**Trigger Warning** Title edited by MNHQ "Are some people being denied care at end stage terminal cancer?"

[lottieandmia]

My mums work colleague has been taking care of her mother who recently died of cancer.

Apparently she was unable to get care for her and her poor mother died, screaming in pain and with fluids coming out of every orifice :(

I'm horrified - I thought it was everyone's right to have morphine at end stage cancer. Is cancer care becoming yet another victim of cuts to the NHS?

My ex dp died recently was looked after very well in the local hospice. I think they rely heavily on donations/ fundraising etc.

It was such a traumatic time for my ds I don't know how we would have got through it at home

I'm an ex district nurse. No way would I ever choose to die at home. Families are promised all sorts of help in the community, often by hospital or hospice staff (where there are a lack of beds) but IME the primary care resources are often not there. Insufficient staff, heavy workloads of palliative care, breakdown in communications between agencies, waiting on end of life drugs and pressure relieving equipment to be delivered etc etc. The promises do not live up to the realities.

My dad died at home with a morphine pump.

The GP in the last few days said he needed to be in the hospice for pain reflief. But when he rang there was no space in the hospice. Apparantly the local hospice is now mainly used for respite type care rather than actually dying, at least that's what the GP said.

Anyway, most of the time the pain relief was good. A nurse came twice a day to change the morphine pump. We had their phone number so we could ring for rate change or a bolts dose. Problem was from us ringing to them coming out, there would always be a delay, often of a couple of hours as they were busy.

So yes, I could see someone being in too much pain.

If anyone ever finds themselves in that situation, call an ambulance as unbearable pain is an emergency. They will administer morphine and call in a community nurse team.

That sounds awful OP.

I have no idea about what care is available around the country.
My DH died at home recently, and I couldn't praise our local GP team enough.
DH's GP was part time and the last couple of weeks was calling in to see him every day that she worked. The week before he died she was away on one of her normal days and arranged for a colleague to ring to check in. DH deteriorated that day so I rang the surgery before the GP had a chance to call me, he came out and did a home visit, assessed the situation, talked separately to me about what was likely to actually happen in the days leading up to death (although he thought it was probably weeks rather than days) and gave me his mobile phone number on case I needed to contact him over the weekend.
He then called me morning and evening over the weekend, responded to my call to him during the day and came out and did a home visit to give DH a booster shot of painkiller and to write up an increase to his syringe meds. He wasn't "on call", and his actions avoided what I'm sure would have been lengthy waits that would have occurred with the on call team.
DH's GP then telephoned and visited over the next two days and on the Wednesday when she wasn't working her colleague again stepped in, telephoning me in the morning and coming out to see DH at midday - by coincidence he actually arrived just as DH was dying and was able to deal with everything.

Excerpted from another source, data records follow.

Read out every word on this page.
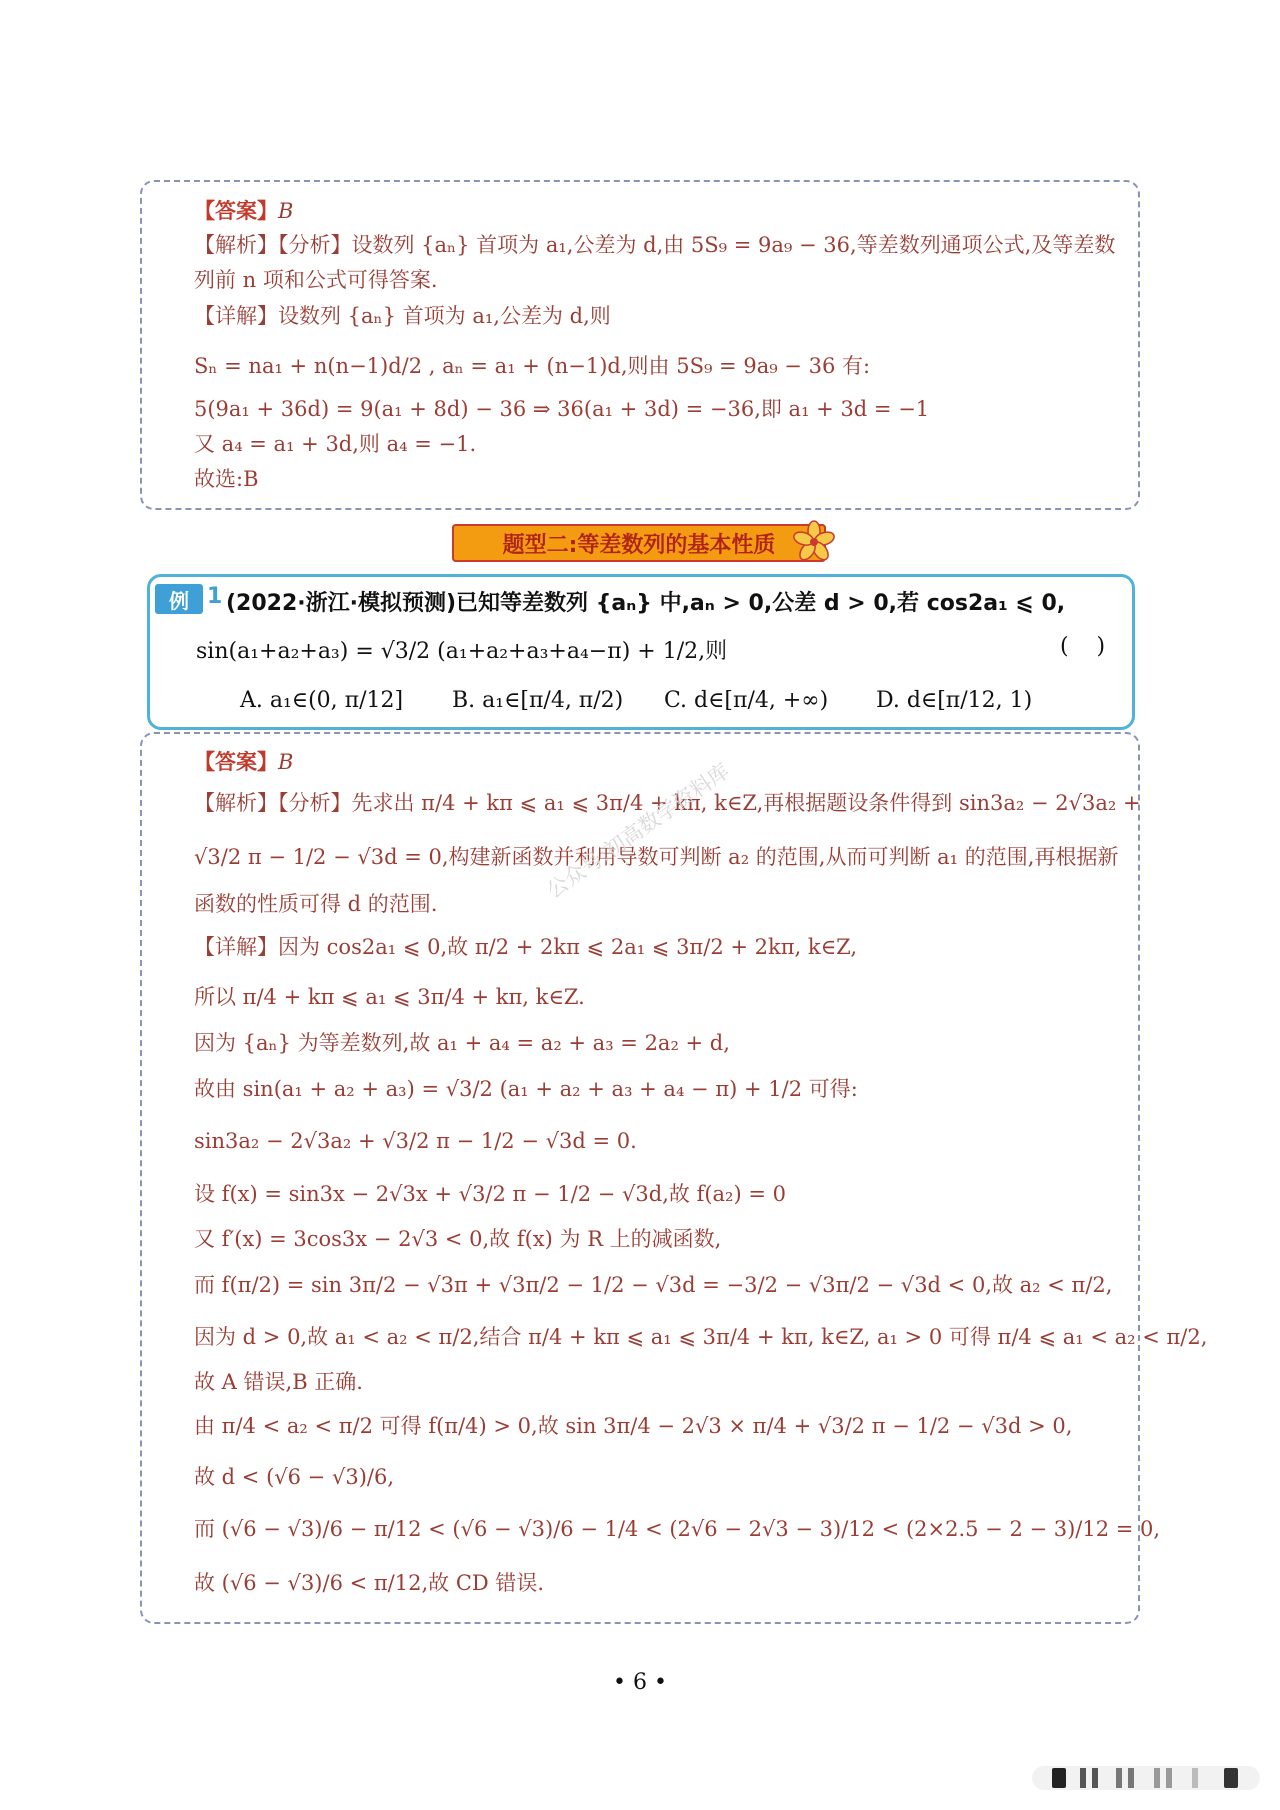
【答案】B
【解析】【分析】设数列 {aₙ} 首项为 a₁,公差为 d,由 5S₉ = 9a₉ − 36,等差数列通项公式,及等差数
列前 n 项和公式可得答案.
【详解】设数列 {aₙ} 首项为 a₁,公差为 d,则
Sₙ = na₁ + n(n−1)d/2 , aₙ = a₁ + (n−1)d,则由 5S₉ = 9a₉ − 36 有:
5(9a₁ + 36d) = 9(a₁ + 8d) − 36 ⇒ 36(a₁ + 3d) = −36,即 a₁ + 3d = −1
又 a₄ = a₁ + 3d,则 a₄ = −1.
故选:B
题型二:等差数列的基本性质
例 1 (2022·浙江·模拟预测)已知等差数列 {aₙ} 中,aₙ > 0,公差 d > 0,若 cos2a₁ ⩽ 0,
sin(a₁+a₂+a₃) = √3/2 (a₁+a₂+a₃+a₄−π) + 1/2,则	(    )
A. a₁∈(0, π/12] B. a₁∈[π/4, π/2) C. d∈[π/4, +∞) D. d∈[π/12, 1)
【答案】B
【解析】【分析】先求出 π/4 + kπ ⩽ a₁ ⩽ 3π/4 + kπ, k∈Z,再根据题设条件得到 sin3a₂ − 2√3a₂ +
√3/2 π − 1/2 − √3d = 0,构建新函数并利用导数可判断 a₂ 的范围,从而可判断 a₁ 的范围,再根据新
函数的性质可得 d 的范围.
【详解】因为 cos2a₁ ⩽ 0,故 π/2 + 2kπ ⩽ 2a₁ ⩽ 3π/2 + 2kπ, k∈Z,
所以 π/4 + kπ ⩽ a₁ ⩽ 3π/4 + kπ, k∈Z.
因为 {aₙ} 为等差数列,故 a₁ + a₄ = a₂ + a₃ = 2a₂ + d,
故由 sin(a₁ + a₂ + a₃) = √3/2 (a₁ + a₂ + a₃ + a₄ − π) + 1/2 可得:
sin3a₂ − 2√3a₂ + √3/2 π − 1/2 − √3d = 0.
设 f(x) = sin3x − 2√3x + √3/2 π − 1/2 − √3d,故 f(a₂) = 0
又 f′(x) = 3cos3x − 2√3 < 0,故 f(x) 为 R 上的减函数,
而 f(π/2) = sin 3π/2 − √3π + √3π/2 − 1/2 − √3d = −3/2 − √3π/2 − √3d < 0,故 a₂ < π/2,
因为 d > 0,故 a₁ < a₂ < π/2,结合 π/4 + kπ ⩽ a₁ ⩽ 3π/4 + kπ, k∈Z, a₁ > 0 可得 π/4 ⩽ a₁ < a₂ < π/2,
故 A 错误,B 正确.
由 π/4 < a₂ < π/2 可得 f(π/4) > 0,故 sin 3π/4 − 2√3 × π/4 + √3/2 π − 1/2 − √3d > 0,
故 d < (√6 − √3)/6,
而 (√6 − √3)/6 − π/12 < (√6 − √3)/6 − 1/4 < (2√6 − 2√3 − 3)/12 < (2×2.5 − 2 − 3)/12 = 0,
故 (√6 − √3)/6 < π/12,故 CD 错误.
公众号:初高数学资料库
• 6 •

The District Nurse team was also good, although the administration left a bit to be desired with various teams saying they weren't responsible (we are apparently on a border) - but the actual nurses who came out both on the daily shifts and the on call team at night were also fantastic.

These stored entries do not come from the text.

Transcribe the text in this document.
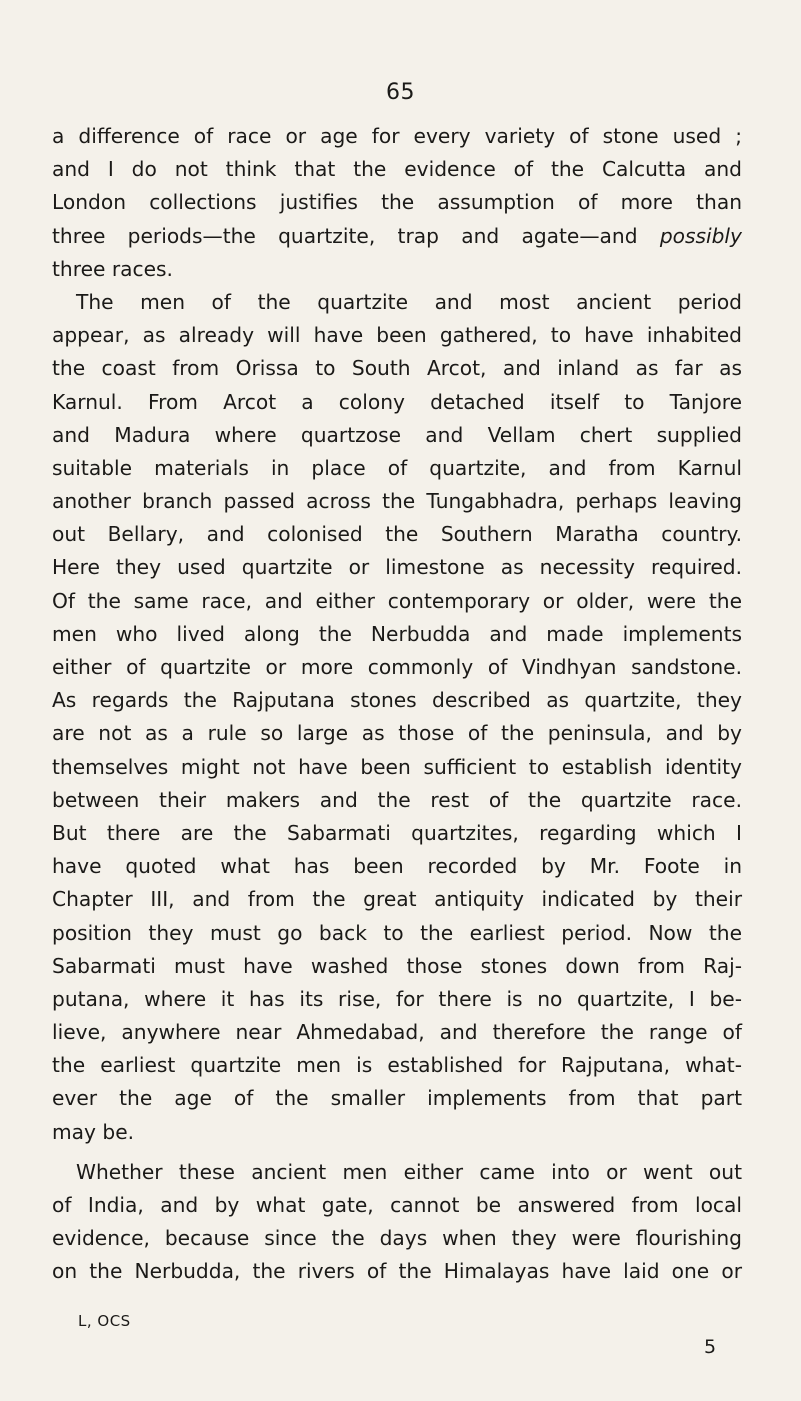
65
a difference of race or age for every variety of stone used ;
and I do not think that the evidence of the Calcutta and
London collections justifies the assumption of more than
three periods—the quartzite, trap and agate—and possibly
three races.
The men of the quartzite and most ancient period
appear, as already will have been gathered, to have inhabited
the coast from Orissa to South Arcot, and inland as far as
Karnul. From Arcot a colony detached itself to Tanjore
and Madura where quartzose and Vellam chert supplied
suitable materials in place of quartzite, and from Karnul
another branch passed across the Tungabhadra, perhaps leaving
out Bellary, and colonised the Southern Maratha country.
Here they used quartzite or limestone as necessity required.
Of the same race, and either contemporary or older, were the
men who lived along the Nerbudda and made implements
either of quartzite or more commonly of Vindhyan sandstone.
As regards the Rajputana stones described as quartzite, they
are not as a rule so large as those of the peninsula, and by
themselves might not have been sufficient to establish identity
between their makers and the rest of the quartzite race.
But there are the Sabarmati quartzites, regarding which I
have quoted what has been recorded by Mr. Foote in
Chapter III, and from the great antiquity indicated by their
position they must go back to the earliest period. Now the
Sabarmati must have washed those stones down from Raj-
putana, where it has its rise, for there is no quartzite, I be-
lieve, anywhere near Ahmedabad, and therefore the range of
the earliest quartzite men is established for Rajputana, what-
ever the age of the smaller implements from that part
may be.
Whether these ancient men either came into or went out
of India, and by what gate, cannot be answered from local
evidence, because since the days when they were flourishing
on the Nerbudda, the rivers of the Himalayas have laid one or
L, OCS
5
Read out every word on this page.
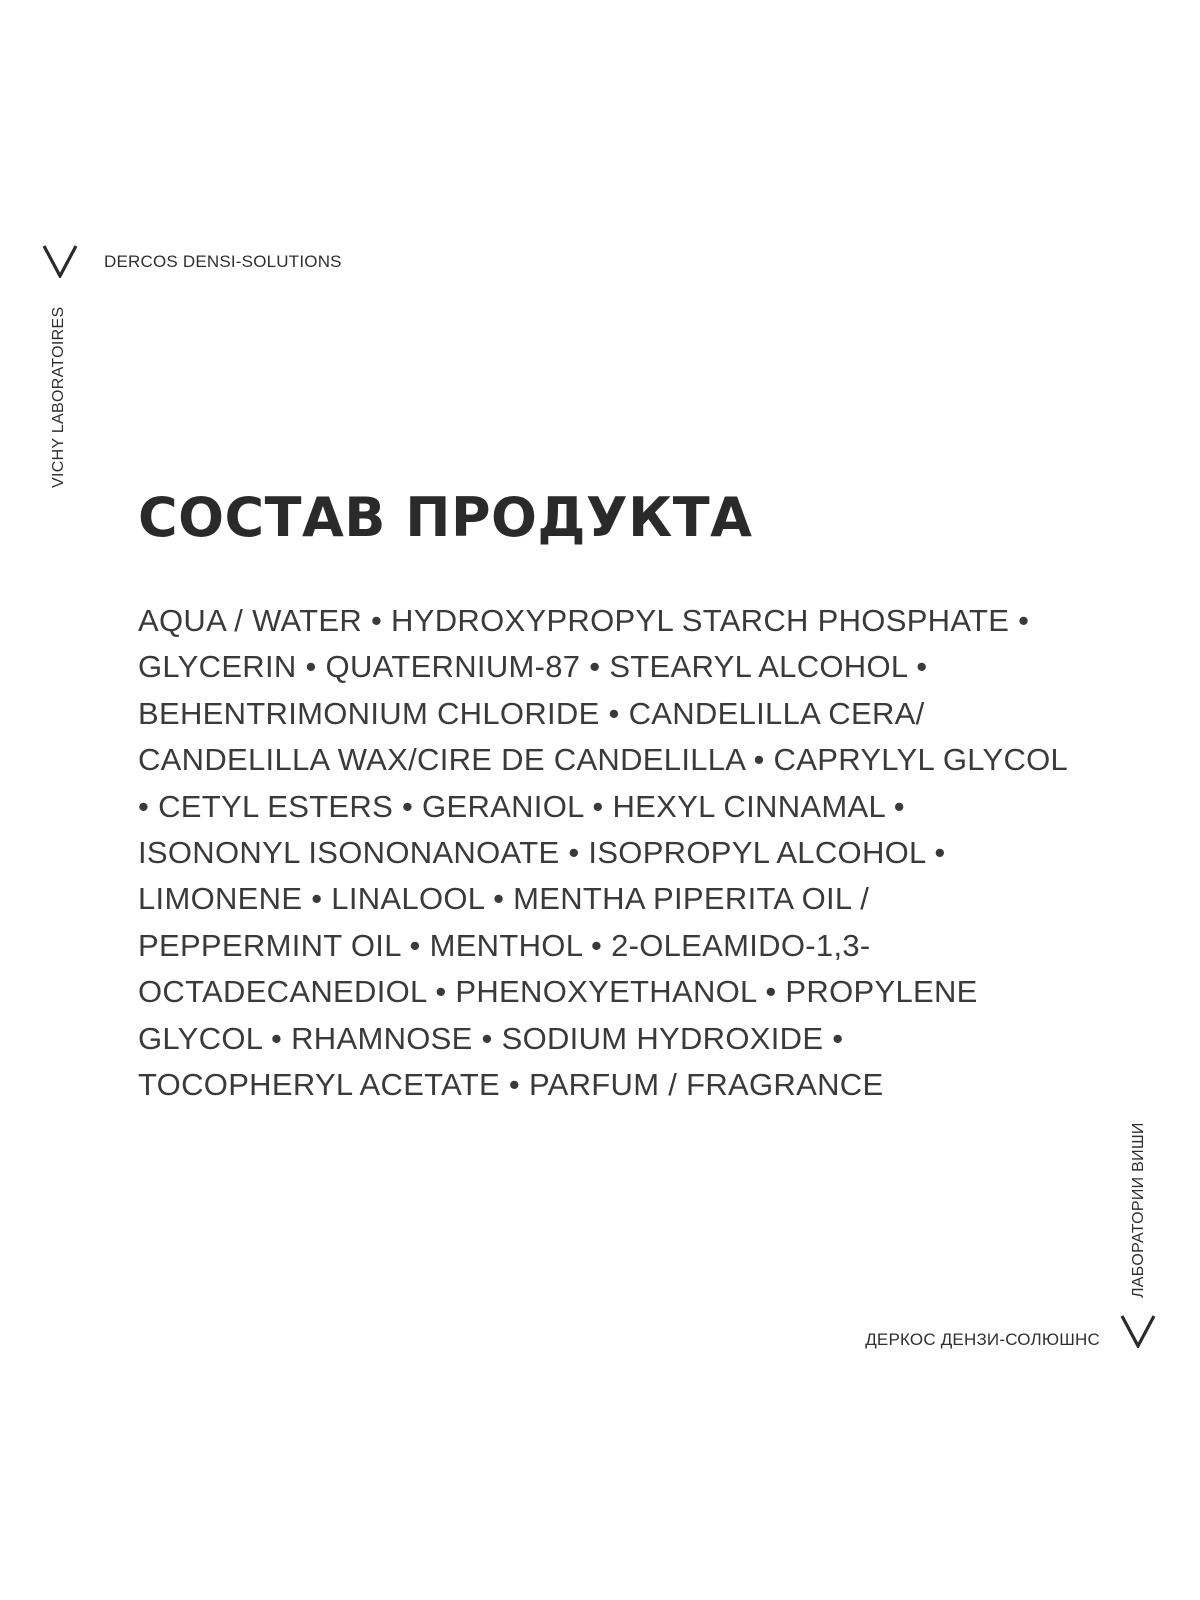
DERCOS DENSI-SOLUTIONS
VICHY LABORATOIRES
СОСТАВ ПРОДУКТА
AQUA / WATER • HYDROXYPROPYL STARCH PHOSPHATE •
GLYCERIN • QUATERNIUM-87 • STEARYL ALCOHOL •
BEHENTRIMONIUM CHLORIDE • CANDELILLA CERA/
CANDELILLA WAX/CIRE DE CANDELILLA • CAPRYLYL GLYCOL
• CETYL ESTERS • GERANIOL • HEXYL CINNAMAL •
ISONONYL ISONONANOATE • ISOPROPYL ALCOHOL •
LIMONENE • LINALOOL • MENTHA PIPERITA OIL /
PEPPERMINT OIL • MENTHOL • 2-OLEAMIDO-1,3-
OCTADECANEDIOL • PHENOXYETHANOL • PROPYLENE
GLYCOL • RHAMNOSE • SODIUM HYDROXIDE •
TOCOPHERYL ACETATE • PARFUM / FRAGRANCE
ЛАБОРАТОРИИ ВИШИ
ДЕРКОС ДЕНЗИ-СОЛЮШНС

DH wanted to stay at home if possible and I wanted that and to facilitate it for him if I could.

I'm glad we were able to and that his actual death was very peaceful.

chasing

I've also been incredibly shocked how much of the care is provided by fundraising.

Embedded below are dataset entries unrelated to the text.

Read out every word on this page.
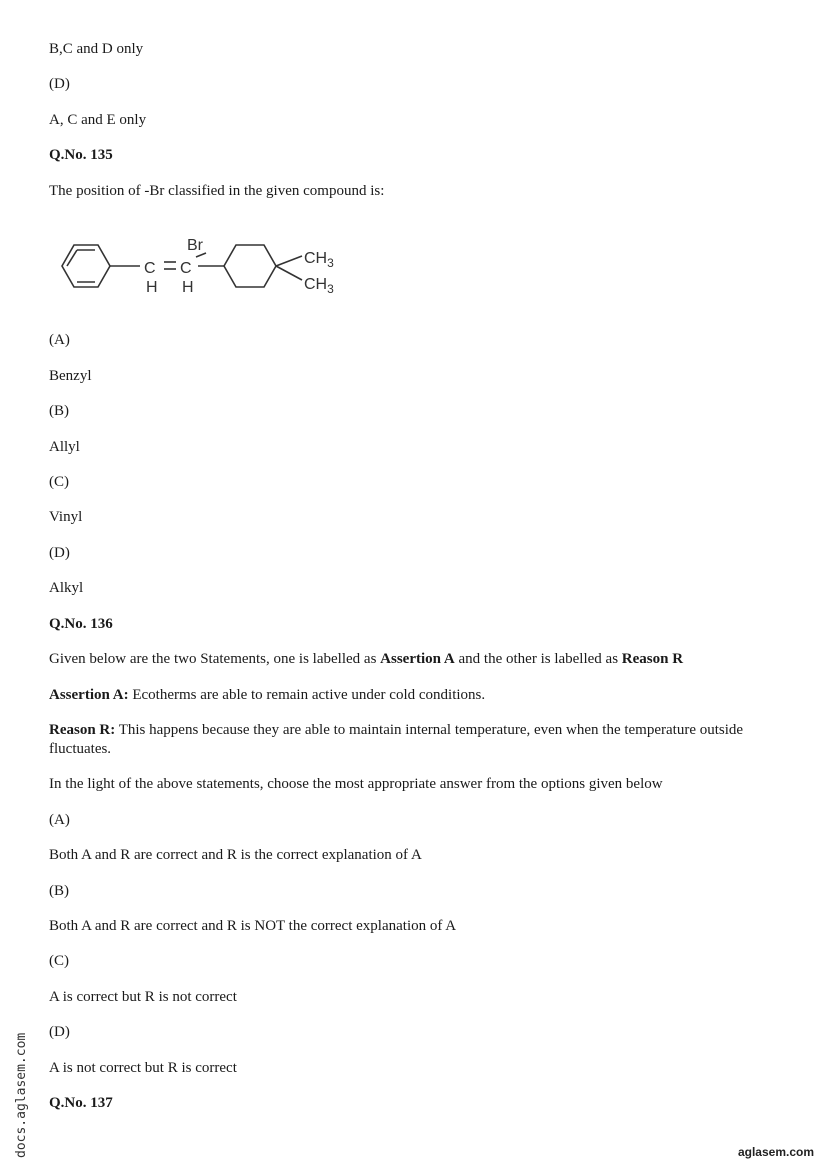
B,C and D only
(D)
A, C and E only
Q.No. 135
The position of -Br classified in the given compound is:
C C
H H
Br
$CH_3$
$CH_3$
(A)
Benzyl
(B)
Allyl
(C)
Vinyl
(D)
Alkyl
Q.No. 136
Given below are the two Statements, one is labelled as Assertion A and the other is labelled as Reason R
Assertion A: Ecotherms are able to remain active under cold conditions.
Reason R: This happens because they are able to maintain internal temperature, even when the temperature outside fluctuates.
In the light of the above statements, choose the most appropriate answer from the options given below
(A)
Both A and R are correct and R is the correct explanation of A
(B)
Both A and R are correct and R is NOT the correct explanation of A
(C)
A is correct but R is not correct
(D)
A is not correct but R is correct
Q.No. 137
docs.aglasem.com	aglasem.com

The charity that supports our local cancer hospital does a lot and I knew that - the new CT scanner, tea ladies, comfortable chairs, volunteer drivers and the cafe etc.

The Clinical Nurse Specialist seen at every appointment/change of drug - funded by the charity... I was gobsmacked by that. Who else was going to deal with the side effects etc if not the CNS? We only realised she wasn't nhs funded when she was mentioned in the charity magazine!

Due to budgets being so tight there's also a passing of the buck where possible. It took us 16 weeks to get a piece of equipment she needed because no one would accept it was their job to fill in the form, and we ended up buying her a wheelchair because the wait for one was around 18 weeks - that's no use to someone given 6-9 months and told to make the most of it.